On Thursday, the benchmark indices corrected sharply. The Nifty ended 253 points lower, while the Sensex was down by 823 points. Among sectors, all the major sectoral indices witnessed profit booking at higher levels, but the Capital Market index lost the most, shedding over 3%.
Technically, the market breached the crucial support level of 25,000 / 82,000. Post-breakdown, selling pressure intensified. On daily charts, it has formed a long bearish candle, which supports further weakness from the current levels.

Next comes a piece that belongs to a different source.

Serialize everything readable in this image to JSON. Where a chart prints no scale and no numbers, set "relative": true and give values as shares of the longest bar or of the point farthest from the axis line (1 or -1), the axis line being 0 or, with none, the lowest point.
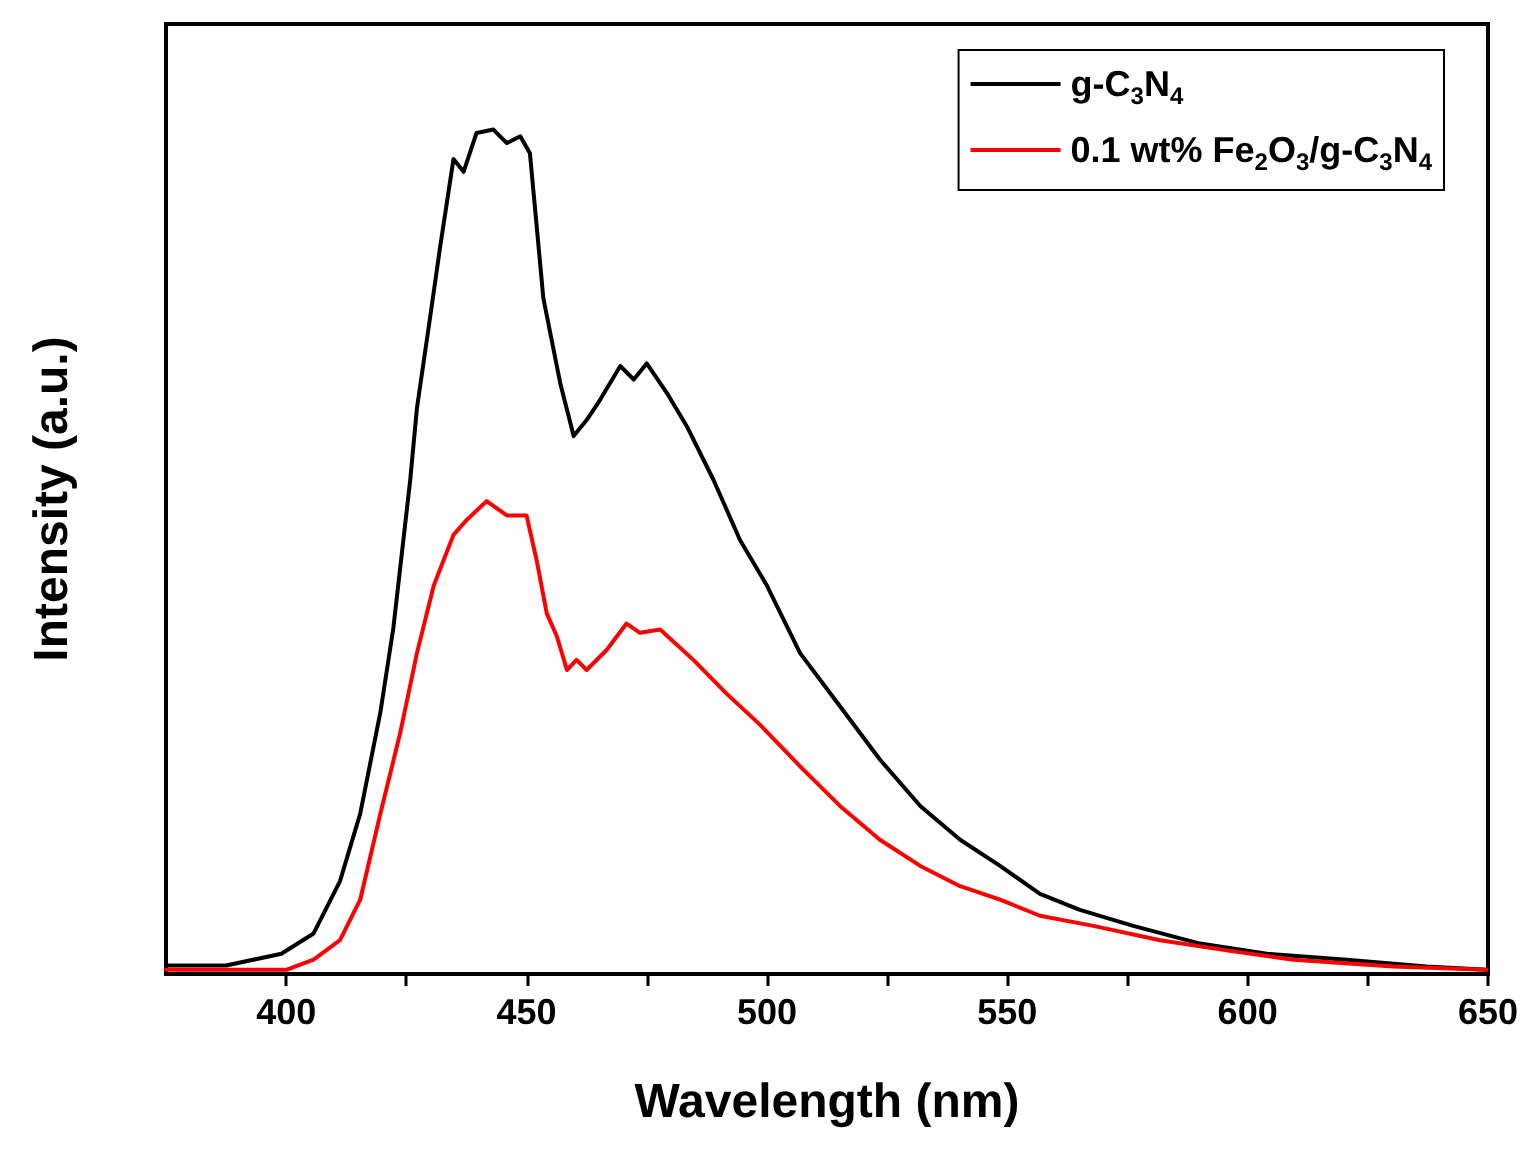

We are of the view that as long as the market is trading below 24,920 / 81,800, a weak sentiment is likely to continue. On the downside, it could slip to 24,650 / 81,000. Further declines may also continue, potentially dragging the market down to 24,550 / 80,700. The current market texture is volatile; hence, level-based trading would be the ideal strategy for day traders.
Market Recap
After a flat start, Nifty came under selling pressure and traded with a negative bias in the first half. The pressure intensified in the latter half, resulting in a sharp decline and a loss of 1.01%. The Nifty Midcap 100 underperformed the Nifty 50, closing with a deeper loss of 1.60%.
Metric | Value |
---|---|
Significant Call side OI | 25,200 Call |
Significant Put side OI | 24,500 Put |
Put-Call Ratio (PCR) | 0.666 |
Max Pain | 25,000 |
VWAP Range | 24,760 – 25,100 |
Sentiment | Higher Call writing vs. Put writing → Bearish Undertone |
Nifty Futures: -8,309 contracts
BankNifty Futures: -3,768 contracts
MidcapNifty Futures: -837 contracts
FinNifty Futures: -12 contracts
NiftyNext50 Futures: -3 contracts
The market’s sharp correction, breach of key support levels, and the formation of a bearish candle on the daily chart indicate continued weakness. With all major sectoral indices witnessing profit booking and bearish sentiment evident in derivatives positioning and options data, the near-term outlook remains cautious. As long as the Nifty trades below 24,920 and the Sensex below 81,800, a weak trend is likely to persist. In such a volatile environment, level-based trading remains the most prudent approach for day traders.